I think there is some level of difference between 'sedentary' birds - weavers, mesas, most passerines - which fly only out of necessity but have mainly the same home range - and more broad fliers - such as hawks, eagles, and parrots.'Allowance of free flight' is NOT the only alternative to 'taking out their flight feathers and putting them on a stick' - this is ridiculous exaggeration.
'Keeping birds in aviaries is cruel and inhumane - birds should be allowed free flight' is a common public statement given by often low-rent birds-of-prey exhibitors, when the reality is that their birds are kept very confined even tied up for the major part of their lives, and then starved into coming back to the fist.

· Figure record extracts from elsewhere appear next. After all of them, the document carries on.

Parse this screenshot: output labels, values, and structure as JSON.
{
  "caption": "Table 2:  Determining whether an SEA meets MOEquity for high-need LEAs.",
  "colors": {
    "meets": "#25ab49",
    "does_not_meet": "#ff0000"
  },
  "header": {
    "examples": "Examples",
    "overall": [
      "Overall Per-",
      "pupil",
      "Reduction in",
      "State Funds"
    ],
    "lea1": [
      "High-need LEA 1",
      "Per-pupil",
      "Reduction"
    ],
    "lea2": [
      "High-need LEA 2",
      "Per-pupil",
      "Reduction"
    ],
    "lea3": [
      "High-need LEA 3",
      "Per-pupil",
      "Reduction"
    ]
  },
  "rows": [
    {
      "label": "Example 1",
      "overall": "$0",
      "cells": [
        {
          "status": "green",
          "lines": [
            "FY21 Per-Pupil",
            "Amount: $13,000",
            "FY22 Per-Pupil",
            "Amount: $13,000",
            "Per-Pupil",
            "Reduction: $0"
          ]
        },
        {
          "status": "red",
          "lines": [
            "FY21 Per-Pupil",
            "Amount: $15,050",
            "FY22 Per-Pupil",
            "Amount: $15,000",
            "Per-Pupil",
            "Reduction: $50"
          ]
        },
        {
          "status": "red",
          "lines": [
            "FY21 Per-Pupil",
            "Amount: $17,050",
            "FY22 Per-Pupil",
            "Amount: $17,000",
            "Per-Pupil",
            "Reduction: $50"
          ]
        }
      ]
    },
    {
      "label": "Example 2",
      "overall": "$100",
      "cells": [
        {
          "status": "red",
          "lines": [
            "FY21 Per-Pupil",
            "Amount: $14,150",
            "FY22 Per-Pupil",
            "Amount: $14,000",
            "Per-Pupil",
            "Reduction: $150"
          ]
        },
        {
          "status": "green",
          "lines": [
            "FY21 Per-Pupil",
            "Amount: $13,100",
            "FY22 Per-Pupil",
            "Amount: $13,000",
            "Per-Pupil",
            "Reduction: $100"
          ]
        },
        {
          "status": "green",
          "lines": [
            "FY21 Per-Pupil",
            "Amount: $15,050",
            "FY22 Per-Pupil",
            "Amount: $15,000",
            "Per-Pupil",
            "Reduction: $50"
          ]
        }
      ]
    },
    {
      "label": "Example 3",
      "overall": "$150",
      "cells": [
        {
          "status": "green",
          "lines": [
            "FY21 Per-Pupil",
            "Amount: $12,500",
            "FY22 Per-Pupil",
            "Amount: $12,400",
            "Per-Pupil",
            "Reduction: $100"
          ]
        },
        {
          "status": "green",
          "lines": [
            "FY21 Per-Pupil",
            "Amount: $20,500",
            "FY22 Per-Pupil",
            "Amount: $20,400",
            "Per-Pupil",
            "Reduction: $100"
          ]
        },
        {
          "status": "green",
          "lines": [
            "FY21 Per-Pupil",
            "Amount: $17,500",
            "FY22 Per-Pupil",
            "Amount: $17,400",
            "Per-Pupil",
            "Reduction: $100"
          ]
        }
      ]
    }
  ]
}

This might be dressed up as 'keeping them at a flying weight' - but the whole thing is an excuse for what is purely a circus act, which should have been outlawed along with the badger baiting and dancing bears, also popular during and post mediaeval times.

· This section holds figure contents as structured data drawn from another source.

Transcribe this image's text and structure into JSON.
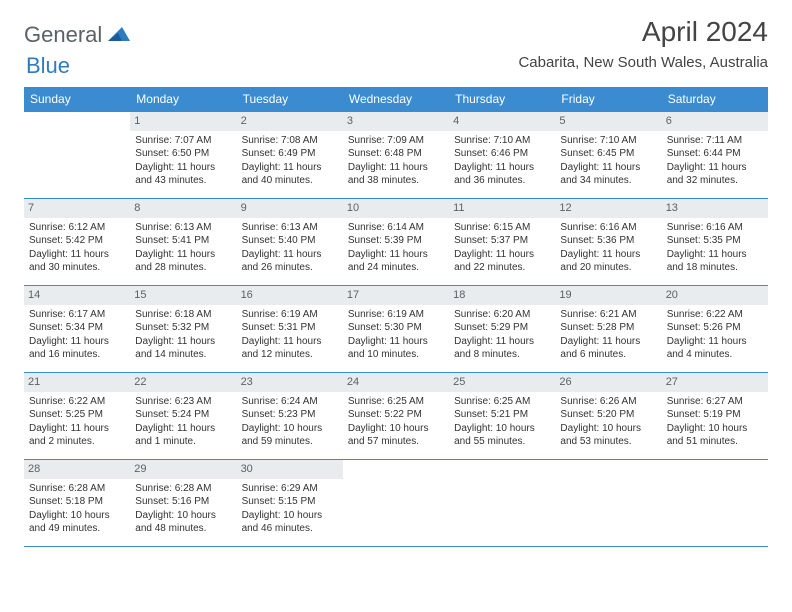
{
  "logo": {
    "part1": "General",
    "part2": "Blue"
  },
  "title": "April 2024",
  "location": "Cabarita, New South Wales, Australia",
  "colors": {
    "header_bg": "#3a8bd0",
    "header_text": "#ffffff",
    "daynum_bg": "#e8ecef",
    "daynum_text": "#5a6268",
    "border": "#3a8bd0",
    "logo_gray": "#5a6268",
    "logo_blue": "#2e7cc2",
    "body_text": "#333333",
    "page_bg": "#ffffff"
  },
  "typography": {
    "title_fontsize": 28,
    "location_fontsize": 15,
    "dow_fontsize": 12,
    "daynum_fontsize": 11,
    "body_fontsize": 10
  },
  "daysOfWeek": [
    "Sunday",
    "Monday",
    "Tuesday",
    "Wednesday",
    "Thursday",
    "Friday",
    "Saturday"
  ],
  "weeks": [
    [
      {
        "n": "",
        "sr": "",
        "ss": "",
        "dl": ""
      },
      {
        "n": "1",
        "sr": "Sunrise: 7:07 AM",
        "ss": "Sunset: 6:50 PM",
        "dl": "Daylight: 11 hours and 43 minutes."
      },
      {
        "n": "2",
        "sr": "Sunrise: 7:08 AM",
        "ss": "Sunset: 6:49 PM",
        "dl": "Daylight: 11 hours and 40 minutes."
      },
      {
        "n": "3",
        "sr": "Sunrise: 7:09 AM",
        "ss": "Sunset: 6:48 PM",
        "dl": "Daylight: 11 hours and 38 minutes."
      },
      {
        "n": "4",
        "sr": "Sunrise: 7:10 AM",
        "ss": "Sunset: 6:46 PM",
        "dl": "Daylight: 11 hours and 36 minutes."
      },
      {
        "n": "5",
        "sr": "Sunrise: 7:10 AM",
        "ss": "Sunset: 6:45 PM",
        "dl": "Daylight: 11 hours and 34 minutes."
      },
      {
        "n": "6",
        "sr": "Sunrise: 7:11 AM",
        "ss": "Sunset: 6:44 PM",
        "dl": "Daylight: 11 hours and 32 minutes."
      }
    ],
    [
      {
        "n": "7",
        "sr": "Sunrise: 6:12 AM",
        "ss": "Sunset: 5:42 PM",
        "dl": "Daylight: 11 hours and 30 minutes."
      },
      {
        "n": "8",
        "sr": "Sunrise: 6:13 AM",
        "ss": "Sunset: 5:41 PM",
        "dl": "Daylight: 11 hours and 28 minutes."
      },
      {
        "n": "9",
        "sr": "Sunrise: 6:13 AM",
        "ss": "Sunset: 5:40 PM",
        "dl": "Daylight: 11 hours and 26 minutes."
      },
      {
        "n": "10",
        "sr": "Sunrise: 6:14 AM",
        "ss": "Sunset: 5:39 PM",
        "dl": "Daylight: 11 hours and 24 minutes."
      },
      {
        "n": "11",
        "sr": "Sunrise: 6:15 AM",
        "ss": "Sunset: 5:37 PM",
        "dl": "Daylight: 11 hours and 22 minutes."
      },
      {
        "n": "12",
        "sr": "Sunrise: 6:16 AM",
        "ss": "Sunset: 5:36 PM",
        "dl": "Daylight: 11 hours and 20 minutes."
      },
      {
        "n": "13",
        "sr": "Sunrise: 6:16 AM",
        "ss": "Sunset: 5:35 PM",
        "dl": "Daylight: 11 hours and 18 minutes."
      }
    ],
    [
      {
        "n": "14",
        "sr": "Sunrise: 6:17 AM",
        "ss": "Sunset: 5:34 PM",
        "dl": "Daylight: 11 hours and 16 minutes."
      },
      {
        "n": "15",
        "sr": "Sunrise: 6:18 AM",
        "ss": "Sunset: 5:32 PM",
        "dl": "Daylight: 11 hours and 14 minutes."
      },
      {
        "n": "16",
        "sr": "Sunrise: 6:19 AM",
        "ss": "Sunset: 5:31 PM",
        "dl": "Daylight: 11 hours and 12 minutes."
      },
      {
        "n": "17",
        "sr": "Sunrise: 6:19 AM",
        "ss": "Sunset: 5:30 PM",
        "dl": "Daylight: 11 hours and 10 minutes."
      },
      {
        "n": "18",
        "sr": "Sunrise: 6:20 AM",
        "ss": "Sunset: 5:29 PM",
        "dl": "Daylight: 11 hours and 8 minutes."
      },
      {
        "n": "19",
        "sr": "Sunrise: 6:21 AM",
        "ss": "Sunset: 5:28 PM",
        "dl": "Daylight: 11 hours and 6 minutes."
      },
      {
        "n": "20",
        "sr": "Sunrise: 6:22 AM",
        "ss": "Sunset: 5:26 PM",
        "dl": "Daylight: 11 hours and 4 minutes."
      }
    ],
    [
      {
        "n": "21",
        "sr": "Sunrise: 6:22 AM",
        "ss": "Sunset: 5:25 PM",
        "dl": "Daylight: 11 hours and 2 minutes."
      },
      {
        "n": "22",
        "sr": "Sunrise: 6:23 AM",
        "ss": "Sunset: 5:24 PM",
        "dl": "Daylight: 11 hours and 1 minute."
      },
      {
        "n": "23",
        "sr": "Sunrise: 6:24 AM",
        "ss": "Sunset: 5:23 PM",
        "dl": "Daylight: 10 hours and 59 minutes."
      },
      {
        "n": "24",
        "sr": "Sunrise: 6:25 AM",
        "ss": "Sunset: 5:22 PM",
        "dl": "Daylight: 10 hours and 57 minutes."
      },
      {
        "n": "25",
        "sr": "Sunrise: 6:25 AM",
        "ss": "Sunset: 5:21 PM",
        "dl": "Daylight: 10 hours and 55 minutes."
      },
      {
        "n": "26",
        "sr": "Sunrise: 6:26 AM",
        "ss": "Sunset: 5:20 PM",
        "dl": "Daylight: 10 hours and 53 minutes."
      },
      {
        "n": "27",
        "sr": "Sunrise: 6:27 AM",
        "ss": "Sunset: 5:19 PM",
        "dl": "Daylight: 10 hours and 51 minutes."
      }
    ],
    [
      {
        "n": "28",
        "sr": "Sunrise: 6:28 AM",
        "ss": "Sunset: 5:18 PM",
        "dl": "Daylight: 10 hours and 49 minutes."
      },
      {
        "n": "29",
        "sr": "Sunrise: 6:28 AM",
        "ss": "Sunset: 5:16 PM",
        "dl": "Daylight: 10 hours and 48 minutes."
      },
      {
        "n": "30",
        "sr": "Sunrise: 6:29 AM",
        "ss": "Sunset: 5:15 PM",
        "dl": "Daylight: 10 hours and 46 minutes."
      },
      {
        "n": "",
        "sr": "",
        "ss": "",
        "dl": ""
      },
      {
        "n": "",
        "sr": "",
        "ss": "",
        "dl": ""
      },
      {
        "n": "",
        "sr": "",
        "ss": "",
        "dl": ""
      },
      {
        "n": "",
        "sr": "",
        "ss": "",
        "dl": ""
      }
    ]
  ]
}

Most 'broad flyers' are also larger, which makes building a whole-purpose aviary tricky.
I will say that there are some aviaries in the world that give good flying freedom for parrots - such as those in Singapore - but these can be rather expensive.

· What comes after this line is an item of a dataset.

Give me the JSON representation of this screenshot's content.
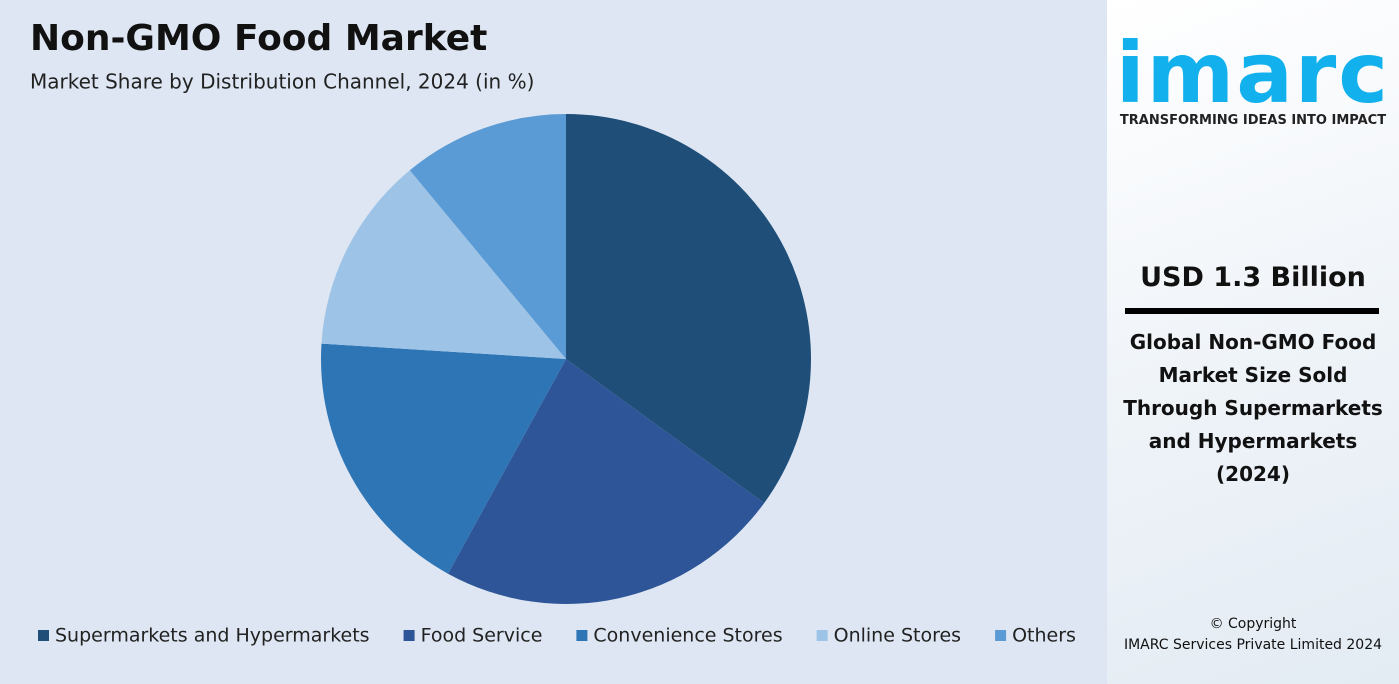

I think you will appreciate to know that not all falconers keep their birds under tether - many do keep them in 'freeloft' aviaries which allow for some degree of unrestrained flight - though of course not as much as the sky itself. Freeloft is a holding area. There is some debate amongst falconers as to which is the preferred method... but I don't consider myself to have the expertise to have a say on which. From what I understand part of the reason tethering is a thing at all is so that birds don't kill themselves upon flying into the walls of the holding area.
Not that I ever said it was the only alternative, anyway. I just said how it's an alternative.